Monday, 12 July 2010

Text Match Special

The Thirds weren't the only Crossers in cricketing action on Saturday. As TMS covered the England-Bangladesh one dayer at Bristol, much of the interval was given over to discussion of the forthcoming Pakistan-Australia series, the first Test matches to be played between two foreign nations in England since the Triangular Series of 1912.

After addressing the political, economic and cultural questions (Will Pakistan ever play another home Test series? Will enough people turn up? Who will English cricket fans support?), TMS finally homed in on the vital issue. At Lords, where the series begins on Tuesday, every Test century scored and five wicket haul taken is recorded on honours boards with England's heroes commemorated in the home dressing room and opposition stars in the visitors' hut.

But what if someone scores a ton or takes a Michelle this week ? Where will their achievement be recorded? As Pakistan are the home team, should an Aamer fivefer go on the England board?

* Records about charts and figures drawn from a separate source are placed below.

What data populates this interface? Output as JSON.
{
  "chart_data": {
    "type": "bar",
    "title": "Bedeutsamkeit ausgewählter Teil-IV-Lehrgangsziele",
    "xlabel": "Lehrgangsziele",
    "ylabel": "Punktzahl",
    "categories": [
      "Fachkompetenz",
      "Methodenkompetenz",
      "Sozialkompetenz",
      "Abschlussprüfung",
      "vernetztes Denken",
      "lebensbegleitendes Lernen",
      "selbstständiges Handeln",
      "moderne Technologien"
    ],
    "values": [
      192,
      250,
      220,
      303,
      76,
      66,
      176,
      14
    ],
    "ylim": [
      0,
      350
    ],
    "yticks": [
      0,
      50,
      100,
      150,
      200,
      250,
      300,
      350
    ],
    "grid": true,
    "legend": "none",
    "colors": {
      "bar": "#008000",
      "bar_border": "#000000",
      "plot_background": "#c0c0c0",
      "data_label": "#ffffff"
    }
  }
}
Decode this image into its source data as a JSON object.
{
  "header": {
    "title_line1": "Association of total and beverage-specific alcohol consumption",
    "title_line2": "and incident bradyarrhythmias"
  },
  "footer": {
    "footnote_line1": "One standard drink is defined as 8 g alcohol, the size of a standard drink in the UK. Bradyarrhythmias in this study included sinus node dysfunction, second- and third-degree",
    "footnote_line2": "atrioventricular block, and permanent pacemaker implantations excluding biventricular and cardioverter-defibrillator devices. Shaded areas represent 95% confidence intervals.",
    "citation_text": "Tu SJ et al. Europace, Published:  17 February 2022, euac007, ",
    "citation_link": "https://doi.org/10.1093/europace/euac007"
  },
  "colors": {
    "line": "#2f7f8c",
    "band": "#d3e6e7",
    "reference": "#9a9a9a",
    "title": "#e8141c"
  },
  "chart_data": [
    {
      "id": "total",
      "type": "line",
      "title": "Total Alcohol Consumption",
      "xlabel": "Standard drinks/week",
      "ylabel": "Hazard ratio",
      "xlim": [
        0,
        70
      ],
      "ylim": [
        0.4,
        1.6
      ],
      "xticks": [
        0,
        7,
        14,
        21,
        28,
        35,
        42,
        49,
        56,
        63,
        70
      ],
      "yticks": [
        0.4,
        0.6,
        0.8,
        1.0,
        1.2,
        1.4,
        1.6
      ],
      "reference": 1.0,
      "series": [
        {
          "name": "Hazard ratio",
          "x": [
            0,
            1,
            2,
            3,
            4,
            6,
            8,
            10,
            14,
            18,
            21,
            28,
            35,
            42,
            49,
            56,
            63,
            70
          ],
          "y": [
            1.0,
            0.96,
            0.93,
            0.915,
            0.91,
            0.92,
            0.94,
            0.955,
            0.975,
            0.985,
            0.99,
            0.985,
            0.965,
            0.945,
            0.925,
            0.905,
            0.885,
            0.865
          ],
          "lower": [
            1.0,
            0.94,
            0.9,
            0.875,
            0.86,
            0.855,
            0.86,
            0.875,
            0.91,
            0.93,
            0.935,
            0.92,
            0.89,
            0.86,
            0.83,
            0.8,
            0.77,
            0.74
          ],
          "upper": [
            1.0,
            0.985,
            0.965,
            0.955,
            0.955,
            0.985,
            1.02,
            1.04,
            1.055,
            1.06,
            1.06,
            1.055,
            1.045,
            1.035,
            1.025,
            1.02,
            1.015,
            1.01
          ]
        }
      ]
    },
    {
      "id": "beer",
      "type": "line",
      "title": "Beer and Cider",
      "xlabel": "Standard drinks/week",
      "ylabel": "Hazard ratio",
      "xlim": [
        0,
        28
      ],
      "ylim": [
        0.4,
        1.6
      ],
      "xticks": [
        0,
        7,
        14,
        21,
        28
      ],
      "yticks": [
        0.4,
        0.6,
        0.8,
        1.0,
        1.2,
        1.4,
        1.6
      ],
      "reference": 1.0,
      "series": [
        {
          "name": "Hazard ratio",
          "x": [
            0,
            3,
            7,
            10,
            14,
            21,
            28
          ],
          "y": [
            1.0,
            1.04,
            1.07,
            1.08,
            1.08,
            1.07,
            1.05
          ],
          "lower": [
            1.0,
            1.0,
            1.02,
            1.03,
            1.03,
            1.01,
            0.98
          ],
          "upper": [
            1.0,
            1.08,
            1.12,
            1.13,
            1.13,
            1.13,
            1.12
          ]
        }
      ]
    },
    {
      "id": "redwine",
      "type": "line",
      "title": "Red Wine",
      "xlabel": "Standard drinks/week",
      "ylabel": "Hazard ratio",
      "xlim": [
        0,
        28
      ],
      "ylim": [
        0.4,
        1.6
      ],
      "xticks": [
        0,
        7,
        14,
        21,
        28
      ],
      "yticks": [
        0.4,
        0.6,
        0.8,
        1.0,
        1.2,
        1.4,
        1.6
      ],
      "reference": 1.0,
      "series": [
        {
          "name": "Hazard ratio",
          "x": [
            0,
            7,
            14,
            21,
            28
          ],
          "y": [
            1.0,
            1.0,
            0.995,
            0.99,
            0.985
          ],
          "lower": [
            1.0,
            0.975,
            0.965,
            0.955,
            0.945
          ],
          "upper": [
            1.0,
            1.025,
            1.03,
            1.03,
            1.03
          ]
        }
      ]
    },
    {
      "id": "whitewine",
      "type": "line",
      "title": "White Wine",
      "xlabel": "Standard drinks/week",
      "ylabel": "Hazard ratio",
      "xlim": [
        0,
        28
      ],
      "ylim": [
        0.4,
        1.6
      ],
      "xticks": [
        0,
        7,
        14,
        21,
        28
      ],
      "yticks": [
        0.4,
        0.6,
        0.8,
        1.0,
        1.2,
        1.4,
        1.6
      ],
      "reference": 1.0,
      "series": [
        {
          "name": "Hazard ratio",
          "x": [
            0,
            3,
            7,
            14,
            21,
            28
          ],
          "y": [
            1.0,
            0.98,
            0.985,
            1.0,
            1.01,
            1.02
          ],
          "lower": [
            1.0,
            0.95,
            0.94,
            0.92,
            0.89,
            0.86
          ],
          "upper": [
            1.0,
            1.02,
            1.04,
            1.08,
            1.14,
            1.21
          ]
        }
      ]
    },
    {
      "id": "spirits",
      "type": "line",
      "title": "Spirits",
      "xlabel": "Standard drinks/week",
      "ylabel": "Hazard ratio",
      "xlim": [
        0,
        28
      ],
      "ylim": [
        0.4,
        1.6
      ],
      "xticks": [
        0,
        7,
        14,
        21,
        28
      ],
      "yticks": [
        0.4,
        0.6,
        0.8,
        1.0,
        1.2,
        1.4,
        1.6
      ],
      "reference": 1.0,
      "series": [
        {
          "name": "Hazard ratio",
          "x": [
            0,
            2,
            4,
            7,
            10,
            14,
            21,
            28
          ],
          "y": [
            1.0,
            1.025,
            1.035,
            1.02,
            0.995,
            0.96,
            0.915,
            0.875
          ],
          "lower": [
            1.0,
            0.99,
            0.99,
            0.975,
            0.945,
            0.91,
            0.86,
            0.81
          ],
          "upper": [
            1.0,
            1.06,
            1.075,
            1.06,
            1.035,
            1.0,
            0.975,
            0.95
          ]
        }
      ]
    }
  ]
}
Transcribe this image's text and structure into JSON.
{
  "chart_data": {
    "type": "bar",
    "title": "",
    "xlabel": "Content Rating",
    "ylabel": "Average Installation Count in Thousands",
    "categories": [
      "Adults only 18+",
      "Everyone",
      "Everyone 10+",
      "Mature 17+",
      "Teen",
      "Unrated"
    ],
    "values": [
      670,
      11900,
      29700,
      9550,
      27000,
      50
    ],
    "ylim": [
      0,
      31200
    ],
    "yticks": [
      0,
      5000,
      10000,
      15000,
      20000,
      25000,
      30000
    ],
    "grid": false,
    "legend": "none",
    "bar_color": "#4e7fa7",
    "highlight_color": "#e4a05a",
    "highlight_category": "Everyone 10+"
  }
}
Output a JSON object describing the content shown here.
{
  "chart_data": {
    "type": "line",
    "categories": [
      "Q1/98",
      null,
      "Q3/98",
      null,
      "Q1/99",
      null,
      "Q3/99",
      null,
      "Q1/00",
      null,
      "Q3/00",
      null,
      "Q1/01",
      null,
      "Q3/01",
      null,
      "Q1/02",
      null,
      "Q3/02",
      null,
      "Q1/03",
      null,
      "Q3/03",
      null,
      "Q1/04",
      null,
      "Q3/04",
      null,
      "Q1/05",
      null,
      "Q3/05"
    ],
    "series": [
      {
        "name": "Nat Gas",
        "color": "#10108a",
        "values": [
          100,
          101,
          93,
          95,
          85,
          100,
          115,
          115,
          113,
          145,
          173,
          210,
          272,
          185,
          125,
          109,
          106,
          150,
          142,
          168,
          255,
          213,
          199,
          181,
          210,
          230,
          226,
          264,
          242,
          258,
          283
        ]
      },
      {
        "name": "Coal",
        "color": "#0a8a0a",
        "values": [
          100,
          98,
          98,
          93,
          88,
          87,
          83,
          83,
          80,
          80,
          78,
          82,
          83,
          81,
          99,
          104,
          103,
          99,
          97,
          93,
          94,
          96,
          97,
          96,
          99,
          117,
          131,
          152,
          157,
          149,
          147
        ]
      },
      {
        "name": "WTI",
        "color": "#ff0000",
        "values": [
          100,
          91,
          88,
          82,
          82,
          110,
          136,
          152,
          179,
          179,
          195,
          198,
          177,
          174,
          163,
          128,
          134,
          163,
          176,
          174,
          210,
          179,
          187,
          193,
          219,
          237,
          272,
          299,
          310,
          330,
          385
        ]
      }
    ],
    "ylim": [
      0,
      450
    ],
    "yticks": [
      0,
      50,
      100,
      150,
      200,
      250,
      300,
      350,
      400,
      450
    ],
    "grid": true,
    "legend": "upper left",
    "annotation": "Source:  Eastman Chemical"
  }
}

After what seemed like hours of speculation and burbling, an authoritative answer finally emerged, not, as one might have expected, from one of the BBC's pundits or even in the form of an official communique from the MCC, but as an electronic pronouncement from a much higher authority, a certain Andrew Quinn who had recently taken a tour of Lords and was able to inform Arlo, Blowers & Co that there is in fact already a separate honours board for "other" matches.

1 comment:

  1. was being discussed again today. looks like Ponting will again miss out getting on any Lords honours board.